ROW80: the writing challenge that knows you have a life.

Kait Nolan, author of Forsaken by Shadow and the newly released Devil’s Eye, who also happens to be my CP and BFF, wanted something like NaNoWriMo that could give that sense of community and we’re all in this together, without the constraints on time and project specificity that can make NaNo unattainable and crazy-making for some. Something like 70 Days of Sweat which we so enjoyed when we were much newer CPs. (But actually, I kind of think the whole thing is partly Kait’s way of trying to get more discipline in my life.)

So the deal is: set your own, measurable goal(s) and work for it 80 days, 1/3-3/24. It doesn’t have to be a new project. It doesn’t have to be a novel. You can work on editing, multiple projects, a short story anthology…

So what am I going to do. Word count goals are popular and encouraged, but they don’t really work for me. When I’m in the right frame of mind, I can scrawl a few thousand words easily and they’re good. And when I’m not, I can usually force out words, but that becomes stuff that isn’t right for the story and puts me further off track. What I think I need to work on is spending time in my world, every day, without the distraction of…the real world. During the week, whether I write on the manuscript or not, I need to spend at least 30 minutes, alone and internet-free, working in the world of the Talent Chronicles. And I need to spend a total of an hour a day on the writing stuff. ETA: (editing goals already?) I’d like to get back to writing at least one scene per day, but I think that in order to avoid setting myself up for fail, I should go for 3 scenes a week and maybe save the 1-2 scenes a day goal for the next round. Because I think an actual output goal is important so I wind up with some manuscript progress and not just noteful blathering, but word count has never been a sensible measure for me to go by.

The doesn’t seem like much, and likely I’ll spend more time most days, but I think the fact that I skip days when the work gets to hard or when real life gets in the way hasn’t been doing me any favors as far as keeping my head in the place it needs to be to write.

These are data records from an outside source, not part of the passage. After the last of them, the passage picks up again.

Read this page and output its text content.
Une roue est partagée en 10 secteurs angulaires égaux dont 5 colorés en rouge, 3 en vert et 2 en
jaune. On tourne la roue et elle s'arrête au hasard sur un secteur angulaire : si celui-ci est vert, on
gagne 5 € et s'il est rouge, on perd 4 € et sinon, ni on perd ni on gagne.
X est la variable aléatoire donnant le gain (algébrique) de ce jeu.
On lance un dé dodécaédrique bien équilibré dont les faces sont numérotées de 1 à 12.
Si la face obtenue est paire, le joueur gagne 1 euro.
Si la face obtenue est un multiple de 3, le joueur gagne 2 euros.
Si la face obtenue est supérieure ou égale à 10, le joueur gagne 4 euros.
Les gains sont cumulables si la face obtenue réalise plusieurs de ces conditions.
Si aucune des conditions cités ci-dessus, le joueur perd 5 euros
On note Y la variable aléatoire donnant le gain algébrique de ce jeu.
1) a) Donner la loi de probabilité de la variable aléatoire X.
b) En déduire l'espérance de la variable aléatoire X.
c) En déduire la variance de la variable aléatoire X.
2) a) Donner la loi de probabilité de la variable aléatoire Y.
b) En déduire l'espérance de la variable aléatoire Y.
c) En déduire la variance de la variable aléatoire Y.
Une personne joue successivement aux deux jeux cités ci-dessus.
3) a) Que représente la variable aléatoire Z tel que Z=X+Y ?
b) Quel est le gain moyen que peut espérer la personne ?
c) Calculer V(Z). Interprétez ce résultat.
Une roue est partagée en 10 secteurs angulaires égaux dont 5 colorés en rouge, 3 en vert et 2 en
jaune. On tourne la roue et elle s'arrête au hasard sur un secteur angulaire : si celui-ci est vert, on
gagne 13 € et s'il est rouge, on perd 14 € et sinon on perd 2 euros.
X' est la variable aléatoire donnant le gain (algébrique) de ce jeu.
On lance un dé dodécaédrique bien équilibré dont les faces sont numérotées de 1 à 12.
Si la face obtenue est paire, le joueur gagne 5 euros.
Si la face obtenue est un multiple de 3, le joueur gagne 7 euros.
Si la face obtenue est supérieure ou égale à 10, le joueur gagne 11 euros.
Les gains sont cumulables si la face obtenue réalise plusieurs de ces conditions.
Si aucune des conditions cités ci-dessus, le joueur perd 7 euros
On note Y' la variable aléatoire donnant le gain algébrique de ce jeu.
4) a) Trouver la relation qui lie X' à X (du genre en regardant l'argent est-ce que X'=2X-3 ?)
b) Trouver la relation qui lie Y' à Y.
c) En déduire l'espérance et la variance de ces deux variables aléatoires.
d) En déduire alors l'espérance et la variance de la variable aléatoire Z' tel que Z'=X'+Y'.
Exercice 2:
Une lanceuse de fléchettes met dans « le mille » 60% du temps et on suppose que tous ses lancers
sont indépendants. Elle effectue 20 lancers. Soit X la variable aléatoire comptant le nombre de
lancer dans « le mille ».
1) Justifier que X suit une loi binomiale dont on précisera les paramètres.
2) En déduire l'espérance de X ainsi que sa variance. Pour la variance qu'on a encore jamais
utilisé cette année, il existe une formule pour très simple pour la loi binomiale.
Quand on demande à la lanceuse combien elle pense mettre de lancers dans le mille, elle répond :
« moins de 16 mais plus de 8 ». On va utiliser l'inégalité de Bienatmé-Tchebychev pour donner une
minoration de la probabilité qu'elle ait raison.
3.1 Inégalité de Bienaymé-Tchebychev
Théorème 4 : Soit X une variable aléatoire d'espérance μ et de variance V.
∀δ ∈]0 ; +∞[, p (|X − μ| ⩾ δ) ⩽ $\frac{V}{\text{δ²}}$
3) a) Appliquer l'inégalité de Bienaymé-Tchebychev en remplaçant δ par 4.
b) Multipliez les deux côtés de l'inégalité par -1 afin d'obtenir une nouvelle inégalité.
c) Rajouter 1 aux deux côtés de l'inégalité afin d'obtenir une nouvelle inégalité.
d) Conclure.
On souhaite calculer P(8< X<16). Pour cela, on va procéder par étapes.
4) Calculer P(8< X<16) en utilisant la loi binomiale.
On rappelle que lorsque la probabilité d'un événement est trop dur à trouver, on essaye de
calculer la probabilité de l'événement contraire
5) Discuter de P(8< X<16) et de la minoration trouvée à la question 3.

So that’s my measurable goal for the challenge. My other goals are to finish Heroes ‘Til Curfew and release it, to write and release the short story about what happened when Joss got home at the end of Hush Money, and to write the outline for book 3, all of which I should be able to do within 80 days. I’m looking forward to really getting my head on straight and getting back to my Talent kids this year with the focus they deserve.